Smentisce, in un colpo solo, un miliardo di palle sul catalanismo e sulla questione basca.
E a me pare normale, ma non è che paia normale a tutti.
Contemporaneamente, però, sancisce un’identificazione da brivido.
“Sono come me. Prigionieri di un miraggio o di un delirio, come volete, ma di un miraggio o un delirio che capisco. Che potrei vivere. Che potrebbe essere il mio.

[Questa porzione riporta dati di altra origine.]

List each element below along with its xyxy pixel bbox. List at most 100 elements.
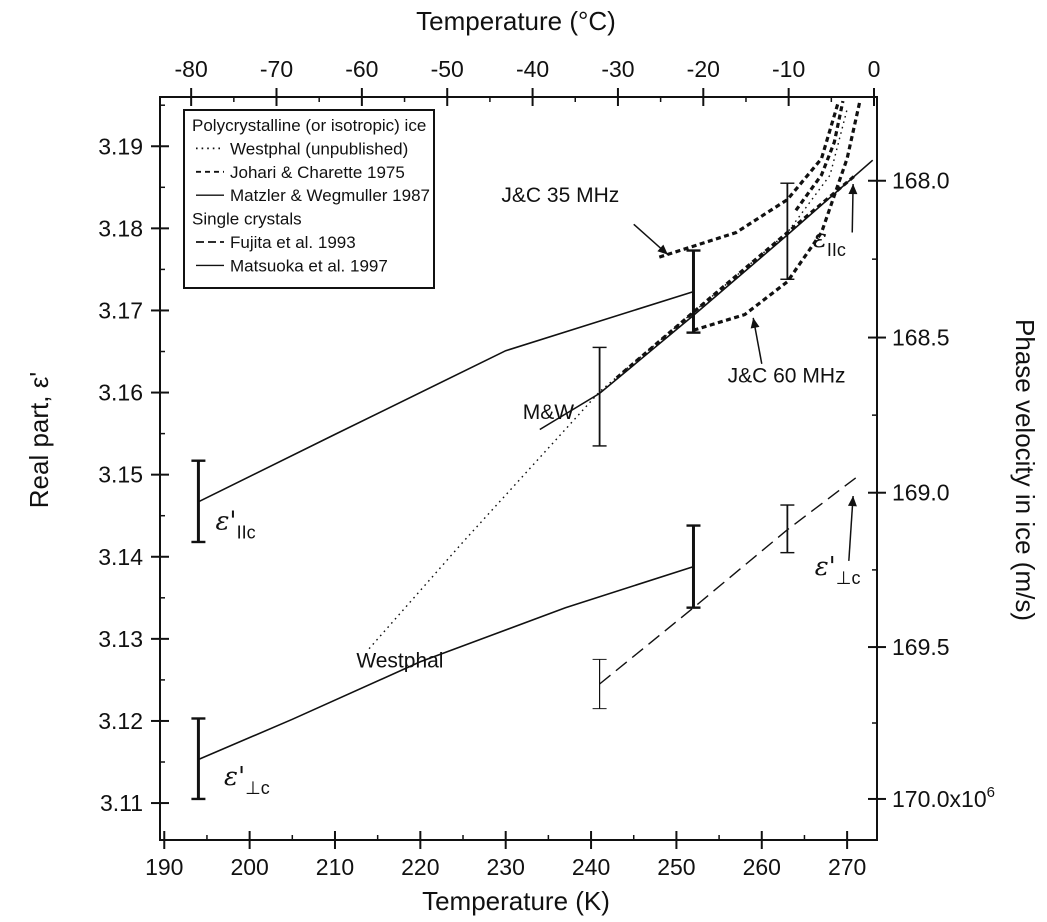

Sono spagnoli (con tutti gli annessi e connessi) e lo sono anch’io. ‘Spagnoli che sbagliano’, direbbe un italiano.”

Magari domani scoppia la III guerra mondiale e io, come una scema, sto qui a parlare di baschi e di catalani.
Sì, può darsi benissimo.
Ma io non saprei proprio cosa dire, sulla terza guerra mondiale.

Quello che invece ho da dire, e che mi fa incazzare profondamente, è che il meccanismo di identificazione con “la povera ETA” scatenato dal calcolino elettorale da quattro soldi di Aznar e soci, sarà profondo e durerà per anni.
Per un paese che ha creato un meccanismo che lo fa ballare allegramente su un filo, come è questa Spagna, a me pare un’idiozia criminale. E concreta, visibile e tangibile, a differenza di altre.

Notizie fresche: migliaia di manifestanti hanno occupato le sedi del PP per esigere “la verdad”. Arriva la notizia dell’arresto di tre marocchini e due indiani. Domani si vota. Ricordo che Berlusconi, tempo fa, disse che l’elettore medio (o era l’italiano medio?) era come un bambino di cinque anni. O erano sette? Non ricordo con esattezza.